Spatial Distribution Characteristics of Soil Carbon and Nitrogen in Citrus Orchards on the Slope of Purple Soil Hilly Area

Abstract

Since the 1990s, a large area of sloping farmland in a purple soil hilly region of southwest China was converted into an orchard to prevent soil erosion, increase soil fertility, and elevate economic benefits for farmers. In order to explore the spatial distribution of soil carbon (C) and nitrogen (N) fractions on the slope of returning arable lands to citrus orchards in purple soil hilly areas, a soil sampling event was carried out in a citrus orchard at the Yanting Agro-ecological Experimental Station of Purple Soil, Chinese Academy of Sciences, to examine the differences in soil C and N fractions and their influencing factors. The results showed that the slope position had significant effects on the contents of soil total nitrogen (TN), nitrate nitrogen (NO3--N), and dissolved organic carbon (DOC) (P < 0.05), but the effects were not obvious regarding the total organic carbon (SOC) and ammonia nitrogen (NH4+-N) of the soil (P > 0.05).
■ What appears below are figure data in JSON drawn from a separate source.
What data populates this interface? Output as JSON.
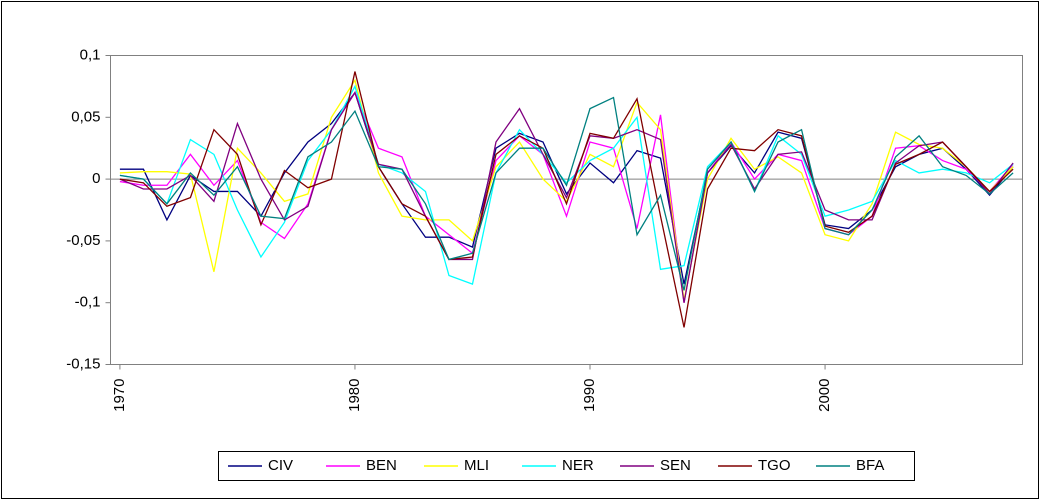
{
  "chart_data": {
    "type": "line",
    "x": [
      1970,
      1971,
      1972,
      1973,
      1974,
      1975,
      1976,
      1977,
      1978,
      1979,
      1980,
      1981,
      1982,
      1983,
      1984,
      1985,
      1986,
      1987,
      1988,
      1989,
      1990,
      1991,
      1992,
      1993,
      1994,
      1995,
      1996,
      1997,
      1998,
      1999,
      2000,
      2001,
      2002,
      2003,
      2004,
      2005,
      2006,
      2007,
      2008
    ],
    "xlim": [
      1969.6,
      2008.4
    ],
    "xticks": [
      1970,
      1980,
      1990,
      2000
    ],
    "ylim": [
      -0.15,
      0.1
    ],
    "yticks": [
      {
        "value": -0.15,
        "label": "-0,15"
      },
      {
        "value": -0.1,
        "label": "-0,1"
      },
      {
        "value": -0.05,
        "label": "-0,05"
      },
      0,
      {
        "value": 0.05,
        "label": "0,05"
      },
      {
        "value": 0.1,
        "label": "0,1"
      }
    ],
    "grid": false,
    "legend": "bottom",
    "series": [
      {
        "name": "CIV",
        "color": "#000080",
        "values": [
          0.008,
          0.008,
          -0.033,
          0.003,
          -0.01,
          -0.01,
          -0.03,
          0.005,
          0.03,
          0.045,
          0.07,
          0.01,
          -0.02,
          -0.047,
          -0.047,
          -0.055,
          0.025,
          0.037,
          0.03,
          -0.012,
          0.013,
          -0.003,
          0.023,
          0.017,
          -0.085,
          0.005,
          0.027,
          0.005,
          0.038,
          0.033,
          -0.037,
          -0.04,
          -0.025,
          0.01,
          0.02,
          0.025,
          0.008,
          -0.013,
          0.01
        ]
      },
      {
        "name": "BEN",
        "color": "#ff00ff",
        "values": [
          -0.002,
          -0.005,
          -0.005,
          0.02,
          -0.005,
          0.015,
          -0.035,
          -0.048,
          -0.02,
          0.04,
          0.07,
          0.025,
          0.018,
          -0.03,
          -0.045,
          -0.06,
          0.015,
          0.035,
          0.02,
          -0.03,
          0.03,
          0.025,
          -0.04,
          0.052,
          -0.1,
          0.005,
          0.03,
          0.0,
          0.02,
          0.015,
          -0.04,
          -0.045,
          -0.03,
          0.025,
          0.027,
          0.015,
          0.008,
          -0.01,
          0.012
        ]
      },
      {
        "name": "MLI",
        "color": "#ffff00",
        "values": [
          0.005,
          0.006,
          0.006,
          0.004,
          -0.075,
          0.025,
          0.005,
          -0.018,
          -0.012,
          0.05,
          0.08,
          0.005,
          -0.03,
          -0.033,
          -0.033,
          -0.05,
          0.01,
          0.03,
          0.0,
          -0.018,
          0.02,
          0.01,
          0.062,
          0.04,
          -0.098,
          0.0,
          0.033,
          0.008,
          0.018,
          0.005,
          -0.045,
          -0.05,
          -0.02,
          0.038,
          0.028,
          0.025,
          0.01,
          -0.01,
          0.01
        ]
      },
      {
        "name": "NER",
        "color": "#00ffff",
        "values": [
          0.003,
          0.0,
          -0.02,
          0.032,
          0.02,
          -0.025,
          -0.063,
          -0.035,
          0.015,
          0.04,
          0.075,
          0.012,
          0.005,
          -0.01,
          -0.078,
          -0.085,
          0.005,
          0.04,
          0.02,
          -0.003,
          0.015,
          0.025,
          0.05,
          -0.073,
          -0.07,
          0.01,
          0.03,
          -0.01,
          0.035,
          0.02,
          -0.03,
          -0.025,
          -0.018,
          0.015,
          0.005,
          0.008,
          0.005,
          -0.003,
          0.012
        ]
      },
      {
        "name": "SEN",
        "color": "#800080",
        "values": [
          0.0,
          -0.008,
          -0.008,
          0.003,
          -0.018,
          0.045,
          0.0,
          -0.033,
          -0.022,
          0.04,
          0.07,
          0.012,
          0.008,
          -0.03,
          -0.065,
          -0.065,
          0.03,
          0.057,
          0.02,
          -0.015,
          0.035,
          0.033,
          0.04,
          0.032,
          -0.1,
          0.005,
          0.028,
          -0.008,
          0.02,
          0.022,
          -0.025,
          -0.033,
          -0.033,
          0.013,
          0.027,
          0.03,
          0.01,
          -0.012,
          0.013
        ]
      },
      {
        "name": "TGO",
        "color": "#800000",
        "values": [
          0.0,
          -0.003,
          -0.022,
          -0.015,
          0.04,
          0.02,
          -0.037,
          0.007,
          -0.007,
          0.0,
          0.087,
          0.01,
          -0.02,
          -0.03,
          -0.065,
          -0.063,
          0.02,
          0.035,
          0.025,
          -0.02,
          0.037,
          0.033,
          0.065,
          -0.03,
          -0.12,
          -0.008,
          0.025,
          0.023,
          0.04,
          0.035,
          -0.038,
          -0.043,
          -0.03,
          0.012,
          0.02,
          0.03,
          0.01,
          -0.01,
          0.008
        ]
      },
      {
        "name": "BFA",
        "color": "#008080",
        "values": [
          0.003,
          0.0,
          -0.02,
          0.005,
          -0.013,
          0.01,
          -0.03,
          -0.032,
          0.018,
          0.03,
          0.055,
          0.01,
          0.008,
          -0.02,
          -0.065,
          -0.06,
          0.005,
          0.025,
          0.025,
          -0.005,
          0.057,
          0.066,
          -0.045,
          -0.013,
          -0.09,
          0.008,
          0.03,
          -0.01,
          0.03,
          0.04,
          -0.04,
          -0.045,
          -0.025,
          0.018,
          0.035,
          0.01,
          0.003,
          -0.012,
          0.005
        ]
      }
    ]
  }
}
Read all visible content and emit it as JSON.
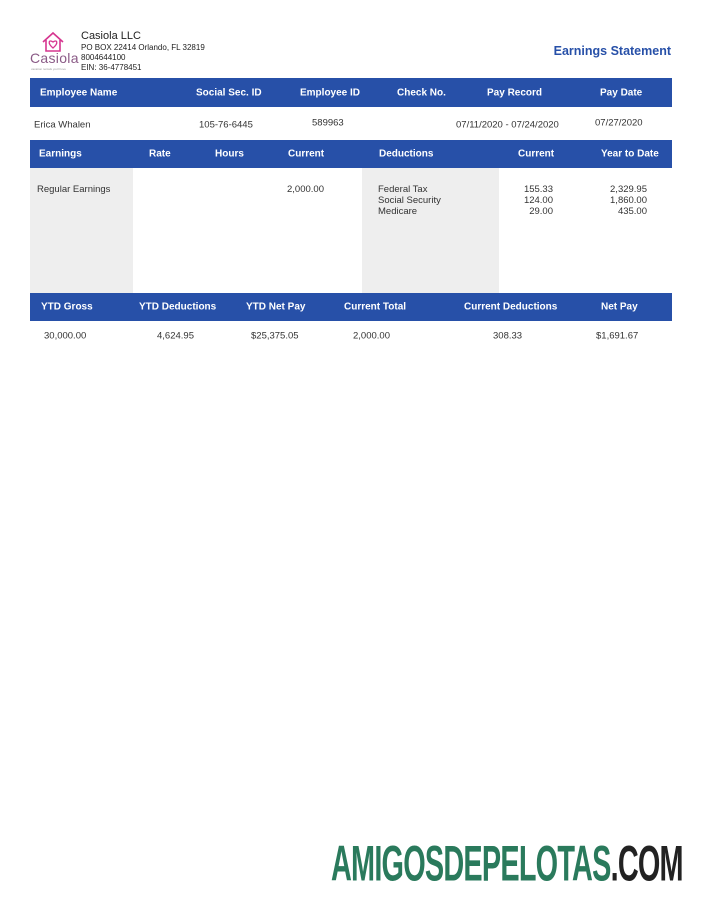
{
  "company": {
    "logo_text": "Casiola",
    "logo_tagline": "vacation rentals you'll love",
    "name": "Casiola LLC",
    "address": "PO BOX 22414 Orlando, FL 32819",
    "phone": "8004644100",
    "ein": "EIN: 36-4778451"
  },
  "title": "Earnings Statement",
  "colors": {
    "header_blue": "#2750a8",
    "title_blue": "#2750a8",
    "logo_pink": "#d6358f",
    "watermark_green": "#2a7a5c"
  },
  "employee_header": [
    "Employee Name",
    "Social Sec. ID",
    "Employee ID",
    "Check No.",
    "Pay Record",
    "Pay Date"
  ],
  "employee_row": [
    "Erica Whalen",
    "105-76-6445",
    "589963",
    "",
    "07/11/2020 - 07/24/2020",
    "07/27/2020"
  ],
  "earnings_header": [
    "Earnings",
    "Rate",
    "Hours",
    "Current",
    "Deductions",
    "Current",
    "Year to Date"
  ],
  "earnings": {
    "label": "Regular Earnings",
    "rate": "",
    "hours": "",
    "current": "2,000.00"
  },
  "deductions": [
    {
      "name": "Federal Tax",
      "current": "155.33",
      "ytd": "2,329.95"
    },
    {
      "name": "Social Security",
      "current": "124.00",
      "ytd": "1,860.00"
    },
    {
      "name": "Medicare",
      "current": "29.00",
      "ytd": "435.00"
    }
  ],
  "summary_header": [
    "YTD Gross",
    "YTD Deductions",
    "YTD Net Pay",
    "Current Total",
    "Current Deductions",
    "Net Pay"
  ],
  "summary_row": [
    "30,000.00",
    "4,624.95",
    "$25,375.05",
    "2,000.00",
    "308.33",
    "$1,691.67"
  ],
  "watermark": {
    "main": "AMIGOSDEPELOTAS",
    "suffix": ".COM"
  }
}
For topsoil (0-30 cm), the variation trend of soil NO3--N content along the slope was upper slope < middle slope < lower slope, whereas the TN and DOC contents along the slope exhibited the trend of upper slope > middle slope > lower slope. The contents of soil C and N in each slope position generally showed a downward trend with increasing soil depth (0-30 cm). The contents of soil TN, SOC, NO3--N, and DOC were significantly affected by soil depth (P < 0.05). The TN storage (0-30 cm) significantly decreased from the top to the bottom within the soil slope, with a value of 2.37, 1.89, and 1.62 t·hm-2 (reported as N) for the upper slope, middle slope, and lower slope, respectively. There was no significant difference in SOC reserves along the slope, with a range from 56.12 to 58.48 t·hm-2 (reported as C). Our results provide scientific basis for understanding the spatial distribution of soil nutrients of the restored farmland in purple soil hilly areas. Our research suggests that the spatial distribution of soil carbon and nitrogen storage should not be ignored when predicting the response of soil nutrients to land use change.